Initially the headline to this Associated Press story HERE caught my eye because I assumed it was about 'typical' bureaucratic incompetence (it's the same worldwide, I thought to myself with a knowing smile). But like the best of these sorts of stories, it just got better with each sentence.
It turns out that local welfare authorities had been suspicious about 111 year old Sogen Kato for some time but, "his family members repeatedly chased them away, saying Kato was well but didn't want to see anyone... Police, who forced their way into the house Wednesday... said the mummified body believed to be Kato was lying in his bed, wearing underwear and pajamas, covered with a blanket."
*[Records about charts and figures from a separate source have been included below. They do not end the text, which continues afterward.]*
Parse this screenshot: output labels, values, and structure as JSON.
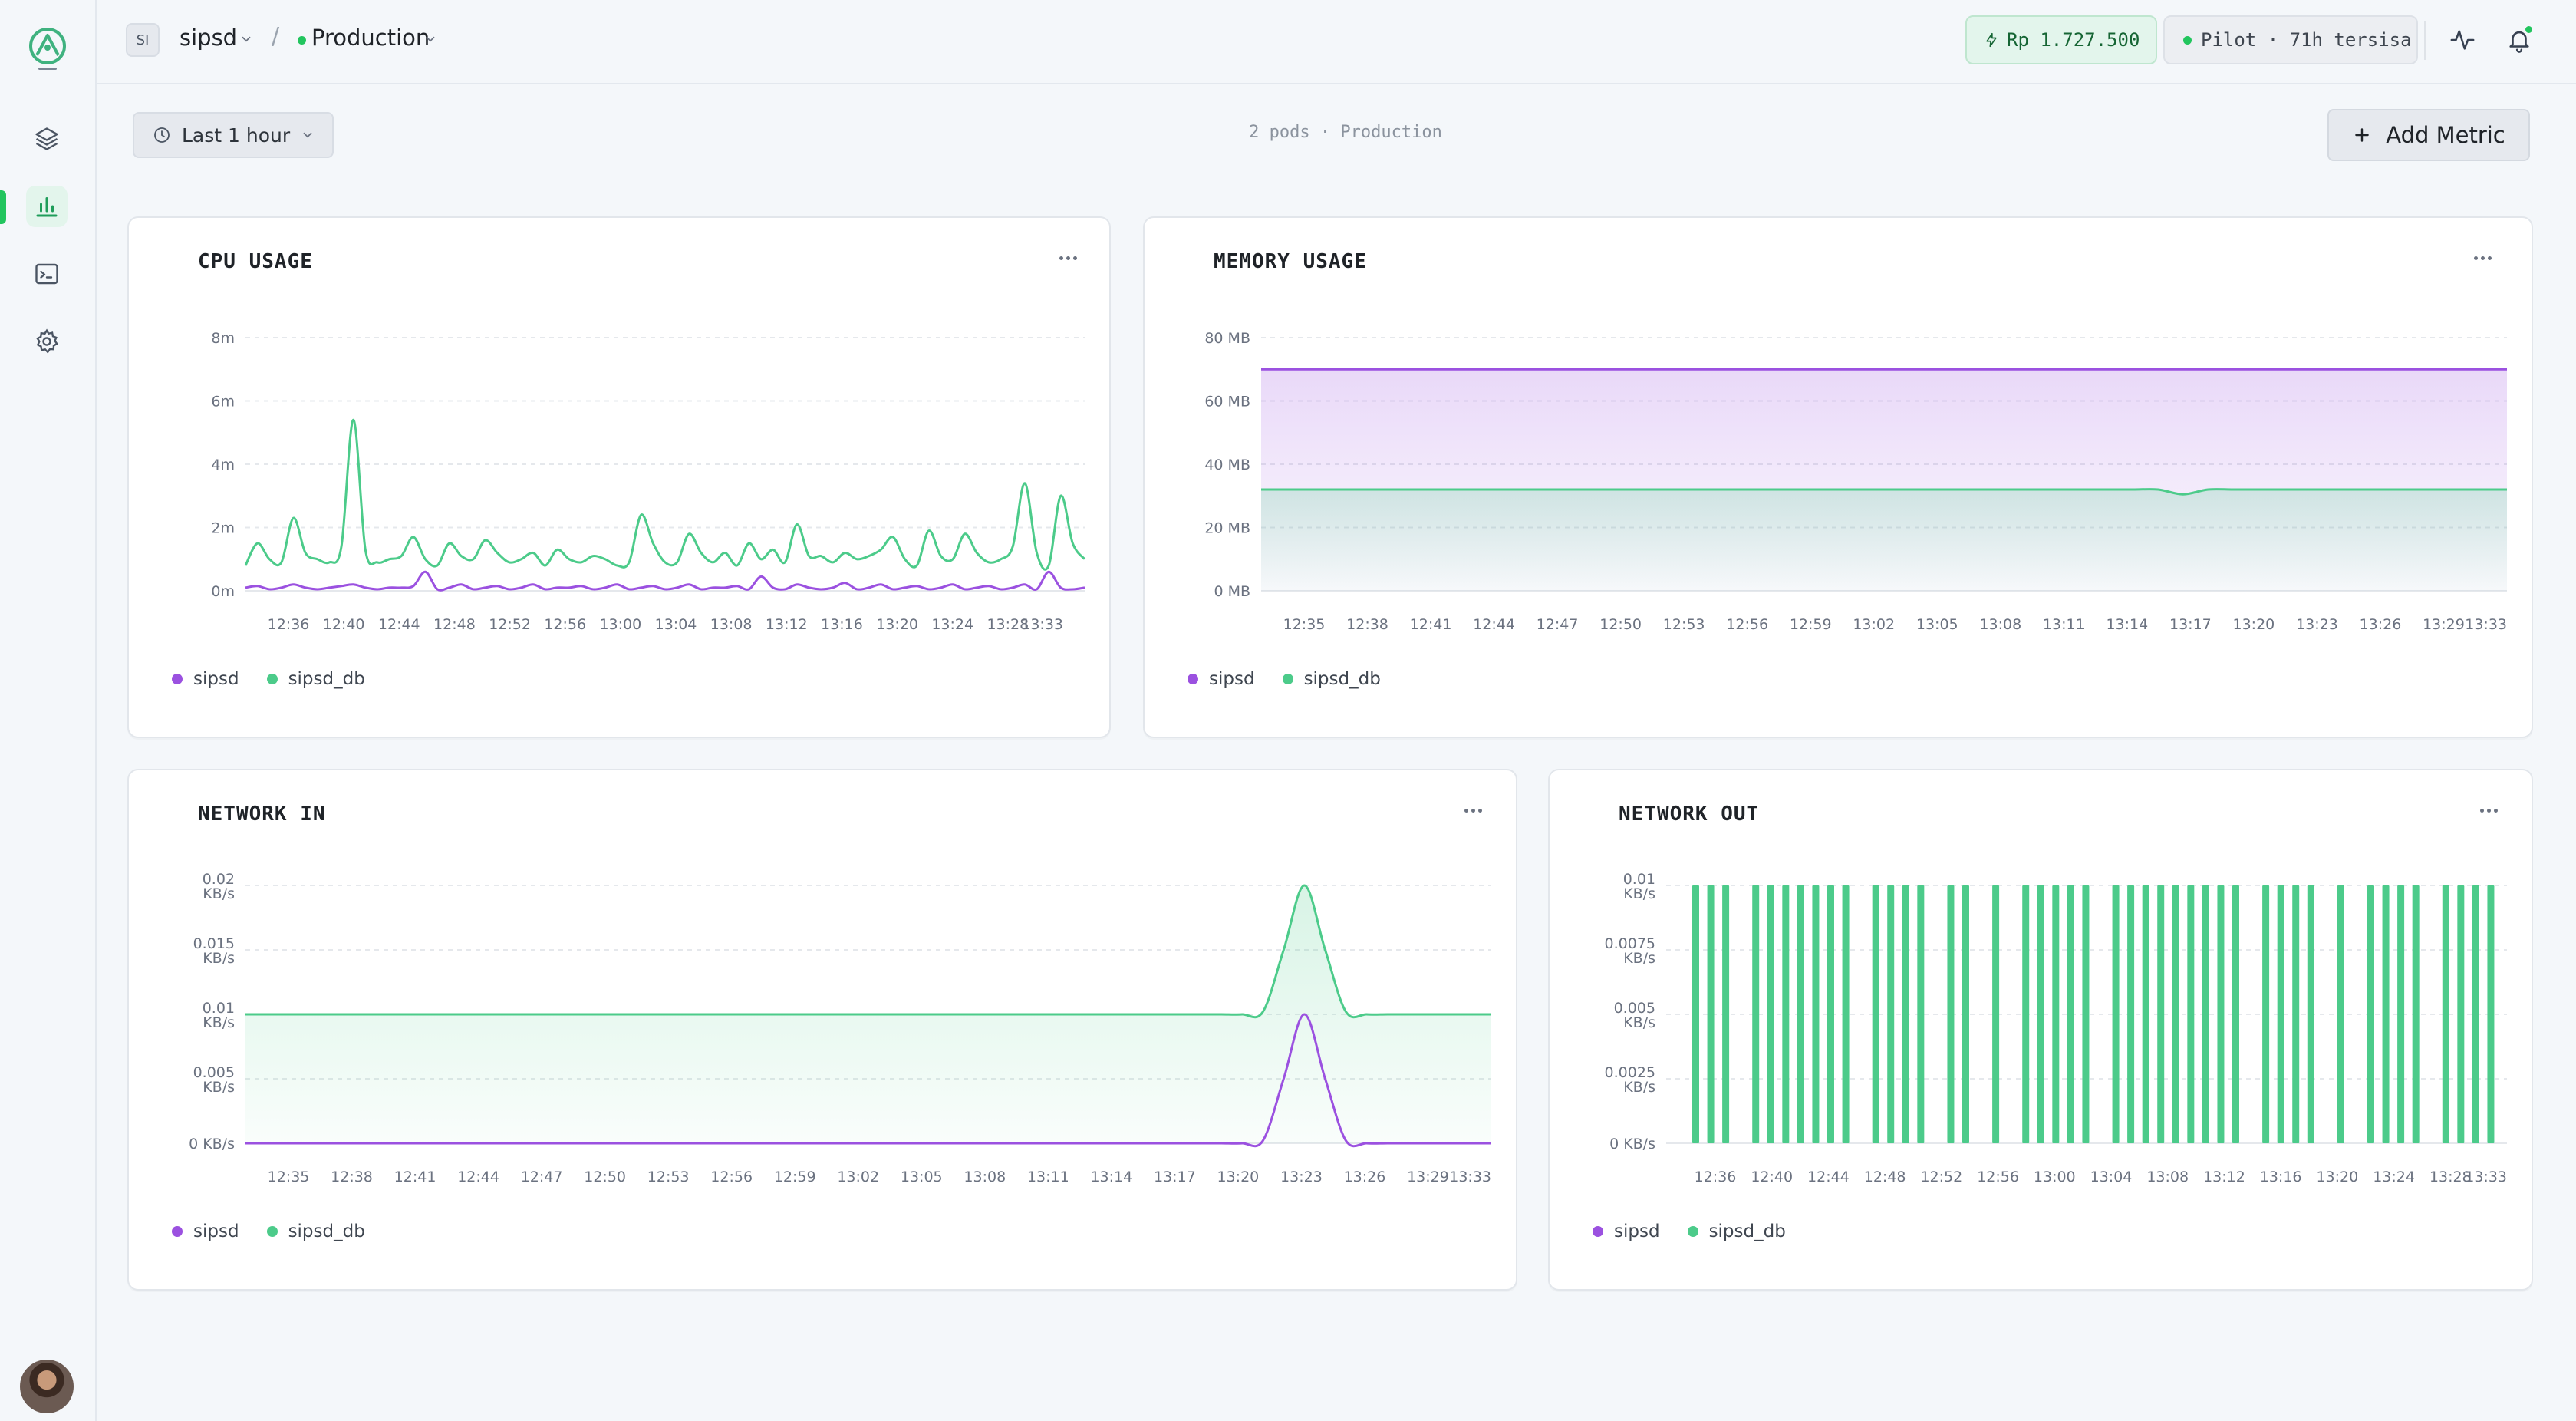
{
  "colors": {
    "sipsd": "#9b51e0",
    "sipsd_db": "#4ccb8a",
    "accent": "#22c55e"
  },
  "header": {
    "project_initials": "SI",
    "project_name": "sipsd",
    "separator": "/",
    "environment": "Production",
    "balance": "Rp 1.727.500",
    "plan": "Pilot · 71h tersisa"
  },
  "sidebar": {
    "items": [
      "layers-icon",
      "chart-icon",
      "terminal-icon",
      "gear-icon"
    ],
    "active": "chart-icon"
  },
  "toolbar": {
    "time_range": "Last 1 hour",
    "summary": "2 pods · Production",
    "add_metric": "Add Metric"
  },
  "chart_data": [
    {
      "id": "cpu",
      "type": "line",
      "title": "CPU USAGE",
      "y_ticks": [
        "0m",
        "2m",
        "4m",
        "6m",
        "8m"
      ],
      "ylim": [
        0,
        8
      ],
      "x_ticks": [
        "12:36",
        "12:40",
        "12:44",
        "12:48",
        "12:52",
        "12:56",
        "13:00",
        "13:04",
        "13:08",
        "13:12",
        "13:16",
        "13:20",
        "13:24",
        "13:28",
        "13:33"
      ],
      "series": [
        {
          "name": "sipsd_db",
          "color": "#4ccb8a",
          "fill": false,
          "values": [
            0.8,
            1.5,
            1.0,
            0.9,
            2.3,
            1.2,
            1.0,
            0.9,
            1.4,
            5.4,
            1.3,
            0.9,
            1.0,
            1.1,
            1.7,
            1.0,
            0.8,
            1.5,
            1.1,
            1.0,
            1.6,
            1.2,
            0.9,
            1.0,
            1.2,
            0.8,
            1.3,
            1.0,
            0.9,
            1.1,
            1.0,
            0.8,
            0.9,
            2.4,
            1.5,
            0.9,
            0.9,
            1.8,
            1.2,
            0.9,
            1.2,
            0.8,
            1.5,
            1.0,
            1.3,
            0.9,
            2.1,
            1.1,
            1.1,
            0.9,
            1.2,
            1.0,
            1.1,
            1.3,
            1.7,
            1.0,
            0.8,
            1.9,
            1.1,
            1.0,
            1.8,
            1.2,
            0.9,
            1.0,
            1.4,
            3.4,
            1.2,
            0.8,
            3.0,
            1.5,
            1.0
          ]
        },
        {
          "name": "sipsd",
          "color": "#9b51e0",
          "fill": false,
          "values": [
            0.1,
            0.15,
            0.05,
            0.1,
            0.2,
            0.1,
            0.05,
            0.1,
            0.15,
            0.2,
            0.1,
            0.05,
            0.1,
            0.1,
            0.15,
            0.6,
            0.05,
            0.1,
            0.2,
            0.05,
            0.1,
            0.15,
            0.05,
            0.1,
            0.2,
            0.05,
            0.1,
            0.1,
            0.15,
            0.05,
            0.1,
            0.2,
            0.05,
            0.1,
            0.15,
            0.05,
            0.1,
            0.2,
            0.05,
            0.1,
            0.1,
            0.15,
            0.05,
            0.45,
            0.1,
            0.05,
            0.2,
            0.1,
            0.05,
            0.1,
            0.25,
            0.05,
            0.1,
            0.2,
            0.05,
            0.1,
            0.15,
            0.05,
            0.1,
            0.2,
            0.05,
            0.1,
            0.15,
            0.05,
            0.1,
            0.2,
            0.05,
            0.6,
            0.1,
            0.05,
            0.1
          ]
        }
      ],
      "legend": [
        "sipsd",
        "sipsd_db"
      ]
    },
    {
      "id": "memory",
      "type": "area",
      "title": "MEMORY USAGE",
      "y_ticks": [
        "0 MB",
        "20 MB",
        "40 MB",
        "60 MB",
        "80 MB"
      ],
      "ylim": [
        0,
        80
      ],
      "x_ticks": [
        "12:35",
        "12:38",
        "12:41",
        "12:44",
        "12:47",
        "12:50",
        "12:53",
        "12:56",
        "12:59",
        "13:02",
        "13:05",
        "13:08",
        "13:11",
        "13:14",
        "13:17",
        "13:20",
        "13:23",
        "13:26",
        "13:29",
        "13:33"
      ],
      "series": [
        {
          "name": "sipsd",
          "color": "#9b51e0",
          "fill": true,
          "values": [
            70,
            70,
            70,
            70,
            70,
            70,
            70,
            70,
            70,
            70,
            70,
            70,
            70,
            70,
            70,
            70,
            70,
            70,
            70,
            70,
            70,
            70,
            70,
            70,
            70,
            70,
            70,
            70,
            70,
            70,
            70,
            70,
            70,
            70,
            70,
            70,
            70,
            70,
            70,
            70,
            70
          ]
        },
        {
          "name": "sipsd_db",
          "color": "#4ccb8a",
          "fill": true,
          "values": [
            32,
            32,
            32,
            32,
            32,
            32,
            32,
            32,
            32,
            32,
            32,
            32,
            32,
            32,
            32,
            32,
            32,
            32,
            32,
            32,
            32,
            32,
            32,
            32,
            32,
            32,
            32,
            32,
            32,
            32,
            32,
            32,
            32,
            32,
            32,
            32,
            32,
            30.5,
            32,
            32,
            32,
            32,
            32,
            32,
            32,
            32,
            32,
            32,
            32,
            32,
            32
          ]
        }
      ],
      "legend": [
        "sipsd",
        "sipsd_db"
      ]
    },
    {
      "id": "network_in",
      "type": "area",
      "title": "NETWORK IN",
      "y_ticks": [
        "0 KB/s",
        "0.005 KB/s",
        "0.01 KB/s",
        "0.015 KB/s",
        "0.02 KB/s"
      ],
      "ylim": [
        0,
        0.02
      ],
      "x_ticks": [
        "12:35",
        "12:38",
        "12:41",
        "12:44",
        "12:47",
        "12:50",
        "12:53",
        "12:56",
        "12:59",
        "13:02",
        "13:05",
        "13:08",
        "13:11",
        "13:14",
        "13:17",
        "13:20",
        "13:23",
        "13:26",
        "13:29",
        "13:33"
      ],
      "series": [
        {
          "name": "sipsd_db",
          "color": "#4ccb8a",
          "fill": true,
          "values": [
            0.01,
            0.01,
            0.01,
            0.01,
            0.01,
            0.01,
            0.01,
            0.01,
            0.01,
            0.01,
            0.01,
            0.01,
            0.01,
            0.01,
            0.01,
            0.01,
            0.01,
            0.01,
            0.01,
            0.01,
            0.01,
            0.01,
            0.01,
            0.01,
            0.01,
            0.01,
            0.01,
            0.01,
            0.01,
            0.01,
            0.01,
            0.01,
            0.01,
            0.01,
            0.01,
            0.01,
            0.01,
            0.01,
            0.01,
            0.01,
            0.01,
            0.01,
            0.01,
            0.01,
            0.01,
            0.01,
            0.01,
            0.01,
            0.01,
            0.0102,
            0.015,
            0.02,
            0.015,
            0.0102,
            0.01,
            0.01,
            0.01,
            0.01,
            0.01,
            0.01,
            0.01
          ]
        },
        {
          "name": "sipsd",
          "color": "#9b51e0",
          "fill": false,
          "values": [
            0,
            0,
            0,
            0,
            0,
            0,
            0,
            0,
            0,
            0,
            0,
            0,
            0,
            0,
            0,
            0,
            0,
            0,
            0,
            0,
            0,
            0,
            0,
            0,
            0,
            0,
            0,
            0,
            0,
            0,
            0,
            0,
            0,
            0,
            0,
            0,
            0,
            0,
            0,
            0,
            0,
            0,
            0,
            0,
            0,
            0,
            0,
            0,
            0,
            0.0002,
            0.005,
            0.01,
            0.005,
            0.0002,
            0,
            0,
            0,
            0,
            0,
            0,
            0
          ]
        }
      ],
      "legend": [
        "sipsd",
        "sipsd_db"
      ]
    },
    {
      "id": "network_out",
      "type": "bar",
      "title": "NETWORK OUT",
      "y_ticks": [
        "0 KB/s",
        "0.0025 KB/s",
        "0.005 KB/s",
        "0.0075 KB/s",
        "0.01 KB/s"
      ],
      "ylim": [
        0,
        0.01
      ],
      "x_ticks": [
        "12:36",
        "12:40",
        "12:44",
        "12:48",
        "12:52",
        "12:56",
        "13:00",
        "13:04",
        "13:08",
        "13:12",
        "13:16",
        "13:20",
        "13:24",
        "13:28",
        "13:33"
      ],
      "series": [
        {
          "name": "sipsd_db",
          "color": "#4ccb8a",
          "values": [
            0.01,
            0.01,
            0.01,
            0,
            0.01,
            0.01,
            0.01,
            0.01,
            0.01,
            0.01,
            0.01,
            0,
            0.01,
            0.01,
            0.01,
            0.01,
            0,
            0.01,
            0.01,
            0,
            0.01,
            0,
            0.01,
            0.01,
            0.01,
            0.01,
            0.01,
            0,
            0.01,
            0.01,
            0.01,
            0.01,
            0.01,
            0.01,
            0.01,
            0.01,
            0.01,
            0,
            0.01,
            0.01,
            0.01,
            0.01,
            0,
            0.01,
            0,
            0.01,
            0.01,
            0.01,
            0.01,
            0,
            0.01,
            0.01,
            0.01,
            0.01
          ]
        }
      ],
      "legend": [
        "sipsd",
        "sipsd_db"
      ]
    }
  ]
}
It turns out that this was apparently a case of welfare fraud. Authorities now believe he died 30 years ago but that his family continued to receive pension payments for him and for his deceased wife for decades afterward. That's a tough way to get a few extra Yen on the side, though, isn't it? Having to leave the mummified corpse of your dead grandfather in his bed in the next room of your tiny Tokyo apartment for decades. Especially for the first 6 months or so.
Lastly, I really love the fact that when this scam began 30 years ago Sogen Kato was just another faceless Tokyo octogenarian. But the family let it go on so long that over time he became, in absentia, the oldest man in Tokyo, apparently bringing him a sort of notoriety.